Stratified charge engines can generally operate under what is referred to as “fuel-led” control strategies where the amount of fuel delivered to the combustion chamber is independent of the quantity of air delivered to the combustion chamber by the intake manifold. This results in the engine torque and load being directly proportional to the amount of fuel delivered to the engine. In contrast, in a typical homogenous charge engine, the amount of fuel that can be delivered to the engine is dictated by throttle angle and hence air flow to the combustion chamber. Accordingly, such control strategies are referred to as “air-led” control strategies.
Typically, a “fuel-led” control strategy provides sufficient fuel to the combustion chamber such that the combustion chamber when viewed overall has a lean mixture of air and fuel. However as the fuel is localised to a specific region of the combustion chamber, this region is itself generally ignitable and so some of the issues associated with ignition and combustion of overly lean air fuel mixtures in homogenous charge engines are either reduced, preferably so as not to be significant or are eliminated altogether.
Having regard to the many variables that influence efficient combustion and the different types of fuel injection and combustion systems described above, with their distinctive advantages in some areas of engine operation/load, the system of choice is still unclear. Investigations continue on both wall or charge motion guided systems, as well as jet or spray guided systems, in relation to both HPDI and AADI systems. Recent studies such as Niefer, HG et al, “The DI Gasoline Engine: Quo Vadis-where does the road lead?”, Vienna Motor Symposium, 1999; and Fraidl, GK et al, “Gasoline Direct Injection-The Low Fuel Consumption for EURO4”, Vienna Motor Symposium, 1993 have identified the spray guided combustion system as the one with perhaps the most potential for a direct injected automotive gasoline engine. By the same token however, these last two documents have identified some areas of concern as regards emission control, see above. Reference should be made to these two documents which are hereby incorporated by way of short-hand cross-reference.
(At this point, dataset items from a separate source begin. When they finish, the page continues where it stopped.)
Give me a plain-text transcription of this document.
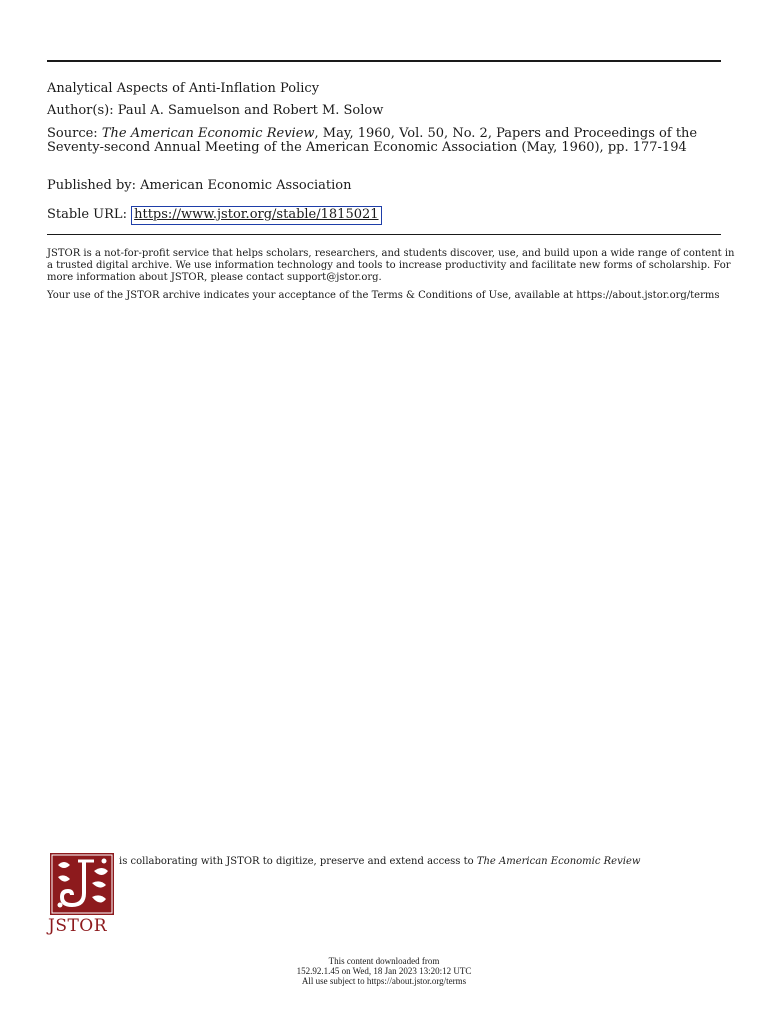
Analytical Aspects of Anti-Inflation Policy
Author(s): Paul A. Samuelson and Robert M. Solow
Source: The American Economic Review, May, 1960, Vol. 50, No. 2, Papers and Proceedings of the Seventy-second Annual Meeting of the American Economic Association (May, 1960), pp. 177-194
Published by: American Economic Association
Stable URL: https://www.jstor.org/stable/1815021
JSTOR is a not-for-profit service that helps scholars, researchers, and students discover, use, and build upon a wide range of content in a trusted digital archive. We use information technology and tools to increase productivity and facilitate new forms of scholarship. For more information about JSTOR, please contact support@jstor.org.
Your use of the JSTOR archive indicates your acceptance of the Terms & Conditions of Use, available at https://about.jstor.org/terms
JSTOR
is collaborating with JSTOR to digitize, preserve and extend access to The American Economic Review
This content downloaded from
152.92.1.45 on Wed, 18 Jan 2023 13:20:12 UTC
All use subject to https://about.jstor.org/terms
The present invention has been conceived in slight of a perceived need for further improvement of direct-injected, spark ignited internal combustion engines, in particular gasoline four stroke engines having poppet-style inlet and exhaust valves that use spray guided fuel injection systems and particularly AADI spray guided fuel injection systems. The present invention is more in particular concerned with mechanisms that influence the motion and/or containment of a stratified charge within the cylinder combustion chamber of a spray guided fuel injection system to thereby positively affect fuel consumption and emission levels in four-stroke, spark-ignited, stratified-operation engines.